An investigation carried out by researchers at the University of Southern California found that fasting for three days out of seven mimics the effects of fasting without depriving a person of vital nutrients, but while easing some of the painful inflammation associated with MS.
This discovery was made during a study involving mice with autoimmune disease. The creatures were divided into two groups, with one being given a normal diet, while the second was fed a low-calorie, low-protein diet that required them to fast for three days each week.
Results showed that the mice following the part-time fasting plan experienced reduced inflammation. Doctors believe these findings may provide hope to people with MS, with a similar diet also potentially reducing their symptoms.
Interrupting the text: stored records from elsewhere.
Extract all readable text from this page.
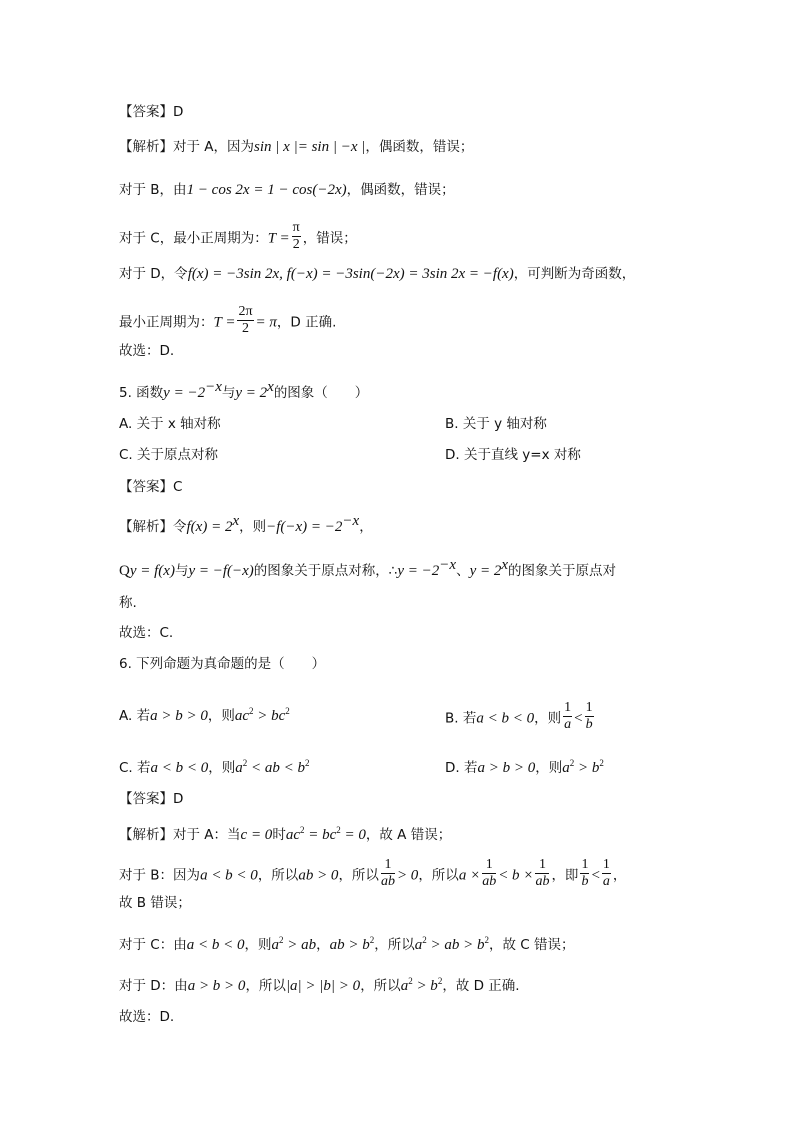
【答案】D
【解析】对于 A，因为sin | x |= sin | −x |，偶函数，错误；
对于 B，由1 − cos 2x = 1 − cos(−2x)，偶函数，错误；
对于 C，最小正周期为：$T = \frac{\pi}{2}$ ，错误；
对于 D，令f(x) = −3sin 2x, f(−x) = −3sin(−2x) = 3sin 2x = −f(x)，可判断为奇函数，
最小正周期为：$T = \frac{2\pi}{2} = \pi$，D 正确.
故选：D.
5. 函数$y = -2^{-x}$与$y = 2^x$的图象（　　）
A. 关于 x 轴对称	B. 关于 y 轴对称
C. 关于原点对称	D. 关于直线 y=x 对称
【答案】C
【解析】令$f(x) = 2^x$，则$-f(-x) = -2^{-x}$，
Qy = f(x)与y = −f(−x)的图象关于原点对称，∴y = $-2^{-x}$、$y = 2^x$的图象关于原点对
称.
故选：C.
6. 下列命题为真命题的是（　　）
A. 若a > b > 0，则$ac^2 > bc^2$	B. 若a < b < 0，则 $\frac{1}{a} < \frac{1}{b}$
C. 若a < b < 0，则$a^2$ < ab < $b^2$	D. 若a > b > 0，则$a^2 > b^2$
【答案】D
【解析】对于 A：当c = 0时$ac^2 = bc^2 = 0$，故 A 错误；
对于 B：因为a < b < 0，所以ab > 0，所以 $\frac{1}{ab} > 0$，所以$a \times \frac{1}{ab} < b \times \frac{1}{ab}$ ，即 $\frac{1}{b} < \frac{1}{a}$ ，
故 B 错误；
对于 C：由a < b < 0，则$a^2$ > ab，ab > $b^2$，所以$a^2$ > ab > $b^2$，故 C 错误；
对于 D：由a > b > 0，所以|a| > |b| > 0，所以$a^2 > b^2$，故 D 正确.
故选：D.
In addition, it was found that the diet boosted the mice's production of immune cells, allowing their bodies to improve the way they fought off illness and infection.
Professor Valter Longo, lead author of the study, explained: "During the fasting-mimicking diet, cortisone is produced, and that initiates a killing of autoimmune cells. This process also leads to the production of new healthy cells.
"On the one hand, this fasting-mimicking diet kills bad immune cells. Then, after the mice return to the normal diet, the good immune cells but also the myelin-producing cells are generated, allowing a percentage of mice to reach a disease-free state."
The second half of the investigation involved patients with relapsing-remitting MS following either a fasting-mimicking diet for one week followed by a Mediterranean-style diet for six months, or a high-fat ketogenic diet.
It was found that both types of diet led to improvements in patients' MS symptoms, and further research is now being planned to determine whether or not a Mediterranean diet alone can have the same effect.